Dr. Chauncey W. Crandall, author of Dr. Crandall’s Heart Health Report newsletter, is chief of the Cardiac Transplant Program at the world-renowned Palm Beach Cardiovascular Clinic in Palm Beach Gardens, Fla. He practices interventional, vascular, and transplant cardiology. Dr. Crandall received his post-graduate training at Yale University School of Medicine, where he also completed three years of research in the Cardiovascular Surgery Division. Dr. Crandall regularly lectures nationally and internationally on preventive cardiology, cardiology healthcare of the elderly, healing, interventional cardiology, and heart transplants. Known as the “Christian physician,” Dr. Crandall has been heralded for his values and message of hope to all his heart patients.


Anxiety Mimics Heart Attack

Wednesday, 26 October 2011 09:08 AM EDT

Anxiety is a common cause of chest pain, particularly in women. However, this can be a hot button topic because for many years heart disease in women was overlooked, and women were often told that the chest pain was “all in their heads.”

We now know better.
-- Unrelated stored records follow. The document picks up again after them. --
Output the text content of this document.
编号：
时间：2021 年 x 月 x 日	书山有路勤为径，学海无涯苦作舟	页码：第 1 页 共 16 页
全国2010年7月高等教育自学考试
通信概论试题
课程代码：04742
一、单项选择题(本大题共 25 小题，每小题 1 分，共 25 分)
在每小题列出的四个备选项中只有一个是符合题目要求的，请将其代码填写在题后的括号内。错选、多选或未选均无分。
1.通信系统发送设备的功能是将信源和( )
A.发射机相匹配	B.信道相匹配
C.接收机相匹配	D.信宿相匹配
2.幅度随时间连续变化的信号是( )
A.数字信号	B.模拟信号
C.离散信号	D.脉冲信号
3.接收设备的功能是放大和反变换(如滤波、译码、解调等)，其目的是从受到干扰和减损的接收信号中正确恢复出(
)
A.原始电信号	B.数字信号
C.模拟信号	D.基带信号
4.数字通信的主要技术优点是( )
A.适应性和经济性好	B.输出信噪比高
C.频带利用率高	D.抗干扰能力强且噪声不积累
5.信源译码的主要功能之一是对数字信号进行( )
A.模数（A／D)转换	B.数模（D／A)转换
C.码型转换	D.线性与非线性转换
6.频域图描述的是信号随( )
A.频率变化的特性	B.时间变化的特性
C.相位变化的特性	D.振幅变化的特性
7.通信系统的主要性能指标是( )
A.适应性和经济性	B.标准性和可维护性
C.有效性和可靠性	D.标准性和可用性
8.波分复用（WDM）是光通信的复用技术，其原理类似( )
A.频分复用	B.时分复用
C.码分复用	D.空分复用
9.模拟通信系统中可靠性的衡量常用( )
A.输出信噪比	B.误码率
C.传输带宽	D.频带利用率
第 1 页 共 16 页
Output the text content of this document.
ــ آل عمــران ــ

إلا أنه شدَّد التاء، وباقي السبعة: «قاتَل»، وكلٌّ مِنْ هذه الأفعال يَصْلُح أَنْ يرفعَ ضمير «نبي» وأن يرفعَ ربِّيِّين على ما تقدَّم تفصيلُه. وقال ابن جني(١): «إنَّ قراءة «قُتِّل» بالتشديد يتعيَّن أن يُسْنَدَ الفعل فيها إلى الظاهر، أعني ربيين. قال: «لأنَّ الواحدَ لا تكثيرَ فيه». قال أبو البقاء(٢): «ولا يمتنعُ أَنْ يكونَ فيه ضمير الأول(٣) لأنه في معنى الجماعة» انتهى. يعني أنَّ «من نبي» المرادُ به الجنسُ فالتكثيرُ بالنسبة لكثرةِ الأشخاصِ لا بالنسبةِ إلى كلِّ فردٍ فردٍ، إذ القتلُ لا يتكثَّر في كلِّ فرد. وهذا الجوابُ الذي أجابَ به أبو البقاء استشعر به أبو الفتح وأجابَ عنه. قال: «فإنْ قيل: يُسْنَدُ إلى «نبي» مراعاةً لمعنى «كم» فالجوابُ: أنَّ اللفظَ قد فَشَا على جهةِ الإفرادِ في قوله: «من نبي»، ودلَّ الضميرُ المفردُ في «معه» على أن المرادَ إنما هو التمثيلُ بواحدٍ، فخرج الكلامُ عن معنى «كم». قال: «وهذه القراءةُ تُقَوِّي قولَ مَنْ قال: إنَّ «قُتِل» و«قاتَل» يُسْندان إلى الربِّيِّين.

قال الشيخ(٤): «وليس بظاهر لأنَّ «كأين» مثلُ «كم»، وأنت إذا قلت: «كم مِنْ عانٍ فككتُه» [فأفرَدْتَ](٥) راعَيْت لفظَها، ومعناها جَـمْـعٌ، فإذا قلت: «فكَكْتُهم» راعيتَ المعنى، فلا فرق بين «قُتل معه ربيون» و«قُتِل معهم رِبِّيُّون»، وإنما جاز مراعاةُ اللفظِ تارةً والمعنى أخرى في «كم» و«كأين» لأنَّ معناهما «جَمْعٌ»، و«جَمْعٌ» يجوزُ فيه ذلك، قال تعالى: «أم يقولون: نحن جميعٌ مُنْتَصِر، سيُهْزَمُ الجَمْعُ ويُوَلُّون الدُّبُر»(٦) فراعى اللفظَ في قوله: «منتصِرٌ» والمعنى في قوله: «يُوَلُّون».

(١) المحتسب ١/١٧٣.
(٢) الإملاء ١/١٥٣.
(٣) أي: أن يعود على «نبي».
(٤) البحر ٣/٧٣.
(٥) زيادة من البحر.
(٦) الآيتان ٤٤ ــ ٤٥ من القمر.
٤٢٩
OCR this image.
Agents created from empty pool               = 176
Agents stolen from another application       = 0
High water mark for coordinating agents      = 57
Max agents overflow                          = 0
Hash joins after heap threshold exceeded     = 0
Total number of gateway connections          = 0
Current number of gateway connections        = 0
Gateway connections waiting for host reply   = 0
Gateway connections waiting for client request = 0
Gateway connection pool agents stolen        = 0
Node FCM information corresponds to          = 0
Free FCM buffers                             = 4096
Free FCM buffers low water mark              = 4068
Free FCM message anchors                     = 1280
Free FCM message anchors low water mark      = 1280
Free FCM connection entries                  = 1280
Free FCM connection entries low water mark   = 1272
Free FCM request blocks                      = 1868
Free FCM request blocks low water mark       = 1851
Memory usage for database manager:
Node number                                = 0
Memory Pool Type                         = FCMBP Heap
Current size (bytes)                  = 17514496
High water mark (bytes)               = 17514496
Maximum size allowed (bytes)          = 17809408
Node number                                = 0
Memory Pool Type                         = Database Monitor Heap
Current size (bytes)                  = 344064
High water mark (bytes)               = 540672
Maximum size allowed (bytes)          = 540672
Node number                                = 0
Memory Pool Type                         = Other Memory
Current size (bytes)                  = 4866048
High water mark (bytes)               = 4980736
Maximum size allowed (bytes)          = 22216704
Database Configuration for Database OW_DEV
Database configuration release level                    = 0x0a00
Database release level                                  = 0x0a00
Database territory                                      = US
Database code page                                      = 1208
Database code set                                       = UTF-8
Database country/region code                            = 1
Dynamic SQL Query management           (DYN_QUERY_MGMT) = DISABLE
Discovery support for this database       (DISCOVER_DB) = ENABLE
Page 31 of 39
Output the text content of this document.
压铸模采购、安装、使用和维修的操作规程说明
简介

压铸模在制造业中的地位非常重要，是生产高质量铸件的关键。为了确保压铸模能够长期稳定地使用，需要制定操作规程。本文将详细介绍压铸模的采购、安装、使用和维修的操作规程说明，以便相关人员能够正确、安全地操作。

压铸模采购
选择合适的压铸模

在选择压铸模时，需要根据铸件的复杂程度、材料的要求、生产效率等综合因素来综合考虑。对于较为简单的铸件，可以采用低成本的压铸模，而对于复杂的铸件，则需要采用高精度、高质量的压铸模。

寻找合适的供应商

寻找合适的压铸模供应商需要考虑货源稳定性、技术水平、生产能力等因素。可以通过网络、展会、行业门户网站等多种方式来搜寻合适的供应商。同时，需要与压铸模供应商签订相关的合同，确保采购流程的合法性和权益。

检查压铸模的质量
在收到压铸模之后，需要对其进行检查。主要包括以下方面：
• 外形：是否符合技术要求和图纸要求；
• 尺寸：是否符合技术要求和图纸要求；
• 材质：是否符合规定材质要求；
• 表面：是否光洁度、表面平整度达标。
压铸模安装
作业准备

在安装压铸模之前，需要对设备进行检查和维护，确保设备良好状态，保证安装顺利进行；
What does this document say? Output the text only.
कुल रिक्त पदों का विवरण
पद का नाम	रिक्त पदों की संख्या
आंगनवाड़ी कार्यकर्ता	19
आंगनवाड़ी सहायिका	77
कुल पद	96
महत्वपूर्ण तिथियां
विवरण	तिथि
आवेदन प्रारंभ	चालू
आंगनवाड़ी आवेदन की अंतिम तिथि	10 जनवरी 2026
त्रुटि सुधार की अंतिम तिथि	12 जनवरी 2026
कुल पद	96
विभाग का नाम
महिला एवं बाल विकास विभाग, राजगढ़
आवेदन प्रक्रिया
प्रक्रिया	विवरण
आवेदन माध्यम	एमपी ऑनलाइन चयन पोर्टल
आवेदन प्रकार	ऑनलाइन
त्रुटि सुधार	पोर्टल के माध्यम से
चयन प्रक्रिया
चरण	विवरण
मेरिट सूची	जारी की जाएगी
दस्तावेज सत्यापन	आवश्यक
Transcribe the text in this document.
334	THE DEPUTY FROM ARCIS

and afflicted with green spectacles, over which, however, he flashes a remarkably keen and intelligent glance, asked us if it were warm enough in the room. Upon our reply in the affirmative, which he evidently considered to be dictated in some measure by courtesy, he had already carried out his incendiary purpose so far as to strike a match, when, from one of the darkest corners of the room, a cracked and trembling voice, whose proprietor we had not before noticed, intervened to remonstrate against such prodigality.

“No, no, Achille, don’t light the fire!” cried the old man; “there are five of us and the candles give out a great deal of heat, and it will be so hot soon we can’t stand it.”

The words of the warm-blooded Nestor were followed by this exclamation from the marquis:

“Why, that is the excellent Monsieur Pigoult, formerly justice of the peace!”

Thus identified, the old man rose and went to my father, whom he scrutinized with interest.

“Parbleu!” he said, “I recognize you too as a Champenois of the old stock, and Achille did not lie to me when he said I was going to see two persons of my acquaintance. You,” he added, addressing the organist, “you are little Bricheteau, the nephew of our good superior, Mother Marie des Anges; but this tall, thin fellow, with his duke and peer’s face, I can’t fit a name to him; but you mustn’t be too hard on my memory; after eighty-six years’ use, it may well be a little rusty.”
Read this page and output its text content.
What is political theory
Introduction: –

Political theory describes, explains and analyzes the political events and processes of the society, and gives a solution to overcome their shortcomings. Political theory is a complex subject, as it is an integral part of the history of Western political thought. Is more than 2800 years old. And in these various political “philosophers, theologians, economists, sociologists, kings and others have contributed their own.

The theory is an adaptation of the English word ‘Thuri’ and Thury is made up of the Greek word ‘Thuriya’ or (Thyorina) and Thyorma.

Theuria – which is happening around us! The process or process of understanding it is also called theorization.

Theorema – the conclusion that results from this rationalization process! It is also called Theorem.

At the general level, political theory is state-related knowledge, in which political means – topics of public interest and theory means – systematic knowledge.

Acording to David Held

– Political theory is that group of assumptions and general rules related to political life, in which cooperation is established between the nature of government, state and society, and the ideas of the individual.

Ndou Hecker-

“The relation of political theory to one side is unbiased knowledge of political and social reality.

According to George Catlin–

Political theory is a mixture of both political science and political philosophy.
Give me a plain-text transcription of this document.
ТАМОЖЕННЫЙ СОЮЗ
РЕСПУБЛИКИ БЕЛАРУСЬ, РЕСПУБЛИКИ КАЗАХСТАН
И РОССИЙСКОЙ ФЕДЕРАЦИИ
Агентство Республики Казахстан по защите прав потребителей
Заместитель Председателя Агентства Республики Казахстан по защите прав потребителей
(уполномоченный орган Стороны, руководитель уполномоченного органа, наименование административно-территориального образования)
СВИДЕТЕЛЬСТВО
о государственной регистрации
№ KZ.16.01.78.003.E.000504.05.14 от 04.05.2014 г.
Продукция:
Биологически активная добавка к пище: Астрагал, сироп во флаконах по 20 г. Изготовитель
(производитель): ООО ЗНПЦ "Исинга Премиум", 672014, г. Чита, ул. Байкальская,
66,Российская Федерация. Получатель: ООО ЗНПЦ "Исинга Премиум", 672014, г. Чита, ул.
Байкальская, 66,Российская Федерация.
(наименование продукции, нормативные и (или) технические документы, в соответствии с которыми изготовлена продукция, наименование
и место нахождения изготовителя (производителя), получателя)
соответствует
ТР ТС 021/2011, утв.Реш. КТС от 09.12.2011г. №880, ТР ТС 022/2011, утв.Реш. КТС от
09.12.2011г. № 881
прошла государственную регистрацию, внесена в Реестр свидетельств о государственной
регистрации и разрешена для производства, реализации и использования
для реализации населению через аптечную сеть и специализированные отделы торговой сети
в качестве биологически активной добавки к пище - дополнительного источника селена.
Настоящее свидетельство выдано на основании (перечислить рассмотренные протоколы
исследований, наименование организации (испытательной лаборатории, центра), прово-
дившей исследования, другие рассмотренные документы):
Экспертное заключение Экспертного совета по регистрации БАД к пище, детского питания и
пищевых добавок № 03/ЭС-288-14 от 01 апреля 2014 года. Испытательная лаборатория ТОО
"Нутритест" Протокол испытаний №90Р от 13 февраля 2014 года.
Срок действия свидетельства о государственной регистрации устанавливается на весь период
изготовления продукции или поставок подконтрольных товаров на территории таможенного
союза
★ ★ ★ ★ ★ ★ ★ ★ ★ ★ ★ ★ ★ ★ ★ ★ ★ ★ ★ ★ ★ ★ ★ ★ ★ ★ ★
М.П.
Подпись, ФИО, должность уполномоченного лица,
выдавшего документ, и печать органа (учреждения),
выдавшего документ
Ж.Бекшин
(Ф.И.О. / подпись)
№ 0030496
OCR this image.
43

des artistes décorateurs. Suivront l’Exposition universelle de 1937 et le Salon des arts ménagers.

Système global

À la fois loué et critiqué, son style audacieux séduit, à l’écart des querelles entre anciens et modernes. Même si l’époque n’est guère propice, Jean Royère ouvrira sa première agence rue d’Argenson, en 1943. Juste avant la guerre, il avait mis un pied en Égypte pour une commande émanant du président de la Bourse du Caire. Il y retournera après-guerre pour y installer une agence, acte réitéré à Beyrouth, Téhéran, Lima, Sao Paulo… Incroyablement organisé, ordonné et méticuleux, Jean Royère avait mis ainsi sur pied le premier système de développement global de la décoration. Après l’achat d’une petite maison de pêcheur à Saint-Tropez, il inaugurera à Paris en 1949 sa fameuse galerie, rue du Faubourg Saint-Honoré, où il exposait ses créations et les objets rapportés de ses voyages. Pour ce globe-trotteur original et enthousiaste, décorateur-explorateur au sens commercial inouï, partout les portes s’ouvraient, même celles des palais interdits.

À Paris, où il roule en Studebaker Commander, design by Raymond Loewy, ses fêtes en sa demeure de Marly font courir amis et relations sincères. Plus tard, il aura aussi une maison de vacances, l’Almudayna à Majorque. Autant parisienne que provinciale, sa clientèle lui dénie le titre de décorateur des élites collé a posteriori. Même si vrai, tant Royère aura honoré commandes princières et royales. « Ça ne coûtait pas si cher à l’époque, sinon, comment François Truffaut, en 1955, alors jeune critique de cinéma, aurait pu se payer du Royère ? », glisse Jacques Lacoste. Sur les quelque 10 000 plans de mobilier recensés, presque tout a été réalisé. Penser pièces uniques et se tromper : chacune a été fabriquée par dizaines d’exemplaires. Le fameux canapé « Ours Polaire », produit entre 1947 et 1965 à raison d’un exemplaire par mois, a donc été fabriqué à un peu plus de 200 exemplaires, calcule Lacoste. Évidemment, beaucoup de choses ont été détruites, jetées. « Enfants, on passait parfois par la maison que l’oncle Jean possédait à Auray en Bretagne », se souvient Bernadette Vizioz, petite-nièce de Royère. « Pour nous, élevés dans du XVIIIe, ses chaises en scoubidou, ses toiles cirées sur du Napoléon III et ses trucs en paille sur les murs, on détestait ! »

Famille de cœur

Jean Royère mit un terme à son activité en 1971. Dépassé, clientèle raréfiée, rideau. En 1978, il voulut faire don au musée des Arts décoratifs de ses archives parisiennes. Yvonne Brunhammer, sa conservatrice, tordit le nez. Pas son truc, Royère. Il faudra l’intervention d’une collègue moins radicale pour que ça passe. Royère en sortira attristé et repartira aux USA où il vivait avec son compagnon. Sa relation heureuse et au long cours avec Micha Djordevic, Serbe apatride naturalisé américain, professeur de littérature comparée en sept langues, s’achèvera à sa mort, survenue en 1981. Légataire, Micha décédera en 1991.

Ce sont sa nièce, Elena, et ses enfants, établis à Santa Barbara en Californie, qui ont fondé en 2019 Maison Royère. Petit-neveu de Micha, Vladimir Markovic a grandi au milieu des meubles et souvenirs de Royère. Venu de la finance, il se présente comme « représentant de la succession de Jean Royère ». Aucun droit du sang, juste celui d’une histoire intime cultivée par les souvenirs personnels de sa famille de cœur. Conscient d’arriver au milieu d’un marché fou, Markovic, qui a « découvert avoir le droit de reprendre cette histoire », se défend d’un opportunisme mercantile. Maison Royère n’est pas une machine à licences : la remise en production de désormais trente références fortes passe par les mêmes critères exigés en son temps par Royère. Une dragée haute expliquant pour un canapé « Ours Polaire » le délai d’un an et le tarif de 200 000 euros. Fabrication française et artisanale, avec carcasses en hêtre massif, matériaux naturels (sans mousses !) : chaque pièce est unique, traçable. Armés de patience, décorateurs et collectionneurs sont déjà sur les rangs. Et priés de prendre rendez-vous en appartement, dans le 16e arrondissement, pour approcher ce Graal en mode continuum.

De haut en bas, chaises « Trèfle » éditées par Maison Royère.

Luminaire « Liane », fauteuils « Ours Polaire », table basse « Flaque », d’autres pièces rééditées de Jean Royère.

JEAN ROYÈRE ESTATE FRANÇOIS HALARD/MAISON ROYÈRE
But this doesn’t erase the fact that, sometimes, women do suffer from chest pain that is a manifestation of anxiety or panic attacks. In fact, panic attacks (also known as panic disorder) mimic not only coronary chest pain, but other heart attack symptoms as well, often inducing a pounding heartbeat, dizziness, and a feeling of doom. These symptoms can be so convincing that many patients end up in the emergency room.

If you are a woman with chest pain, make sure your doctor takes your complaint seriously, especially if you have major risk factors for coronary heart disease, such as high blood pressure, high cholesterol, diabetes, or if you smoke.

If your doctor performs a cardiac evaluation and rules out coronary heart disease, consider seeing some type of counselor or therapist who can teach you how to deal with stress. Prayer also is often a powerful stress reducer.

These days, if you arrive at an emergency room complaining of chest pain, an overnight stay most likely will be required. On one hand, this is good, because many heart attacks that would have been missed can now be detected. On the other hand, no one wants the expense and inconvenience of an overnight stay and cardiac evaluation if they are suffering chest pain from another cause.

Still, if you are at risk for a heart attack, and experience symptoms that could be a heart attack, call 911 and ask to be taken to the hospital.

If you do not have major risk factors for a heart attack, you may be experiencing one of the other common causes of chest pain such as acid reflux, inflammation of the chest membrane, and even arthritis. The best thing to do then is call your doctor and make an appointment to be seen as soon as possible.